Unequal economic growth in Indonesia over the last decade resulted in huge increases in income for the richest households. The first diagram below shows that the average income growth experienced by the poorest 20% of households was less than half the rate of growth of the richest 20% of households. The second diagram illustrates the even more unequal change in income that the economic growth brought about. Each year the total increase in income for the richest 20% of households was similar to the other 80% of households combined.
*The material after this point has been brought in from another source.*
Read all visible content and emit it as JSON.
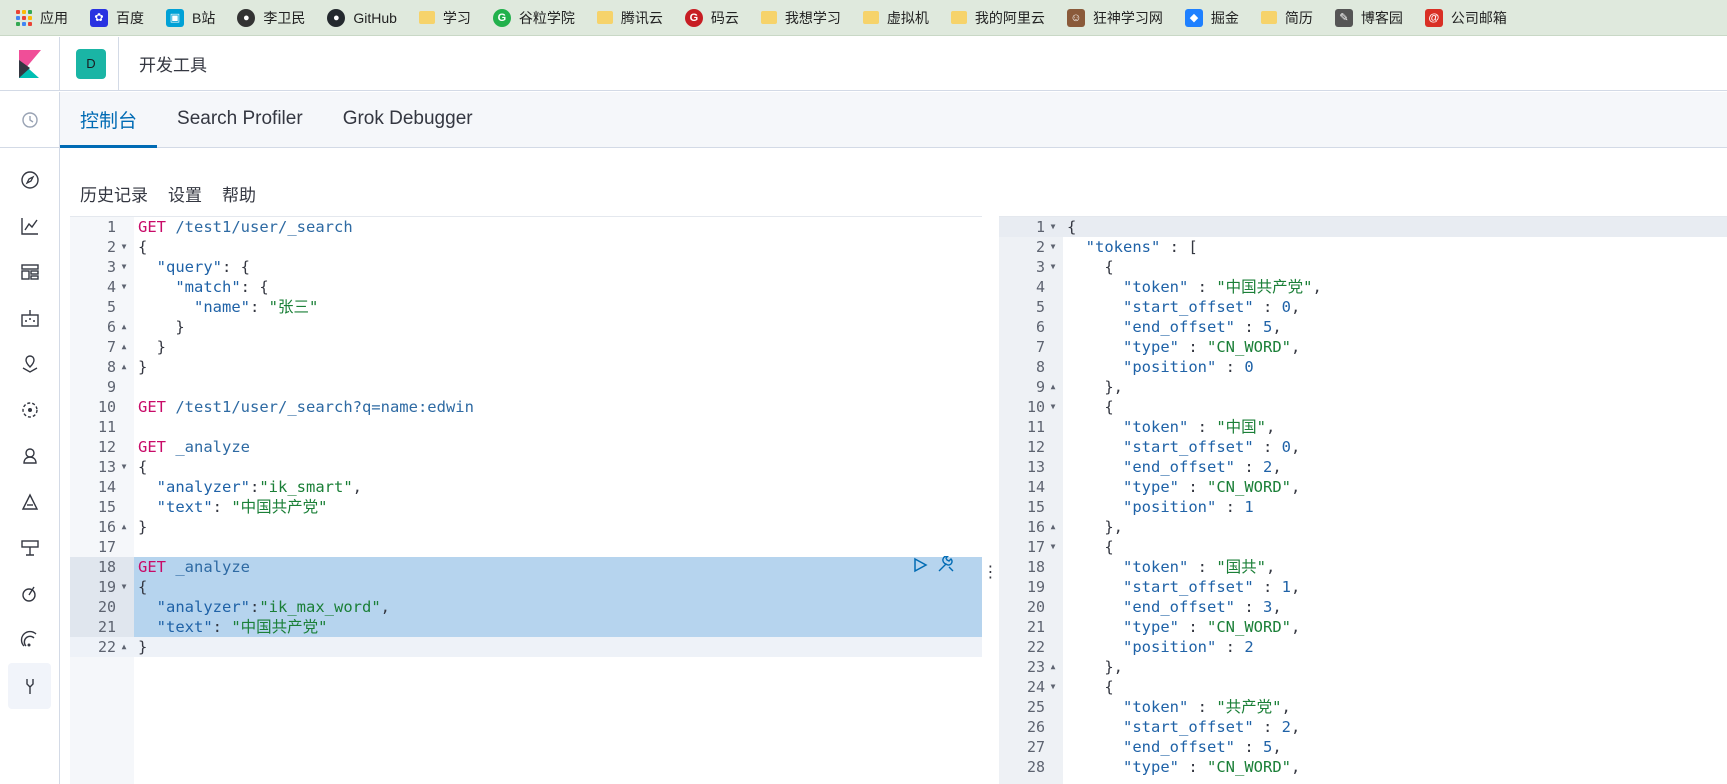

In other words, half of the increase in income from economic growth went to the top 20% of the income distribution.

Indo1 Indo2

The Philippines experienced more equal economic growth across the income distribution over the last decade, however a similar pattern emerges. The first diagram below shows that the richest 10% of households experienced around half the rate of growth of the other 90% of households. However as the second diagram shows the richest 10% still experienced a greater increase in income than all the other households. In fact, the richest 10% of households had an increase in income of more than five times the increase in income of the poorest 10% of households. This is because a decade ago the richest households had an income around 30 times larger than the poorest households.

Phil1Phil2

Recent history has shown that a reduction in the income gap between the rich and poor has not occurred in a developing country during a period of prolonged economic growth. This evidence suggests that economic growth does provide some benefits to the poor, however the rich are the main beneficiaries. Even when economic growth is distributed more equally across the income distribution.

With promoting economic growth as the objective of the aid program, Australia’s aid will not focus on those who need it most. The Australian Government should revert back to the previous objective of the aid program – poverty alleviation. Otherwise rich households, as opposed to those in extreme poverty, will benefit the most from the aid program.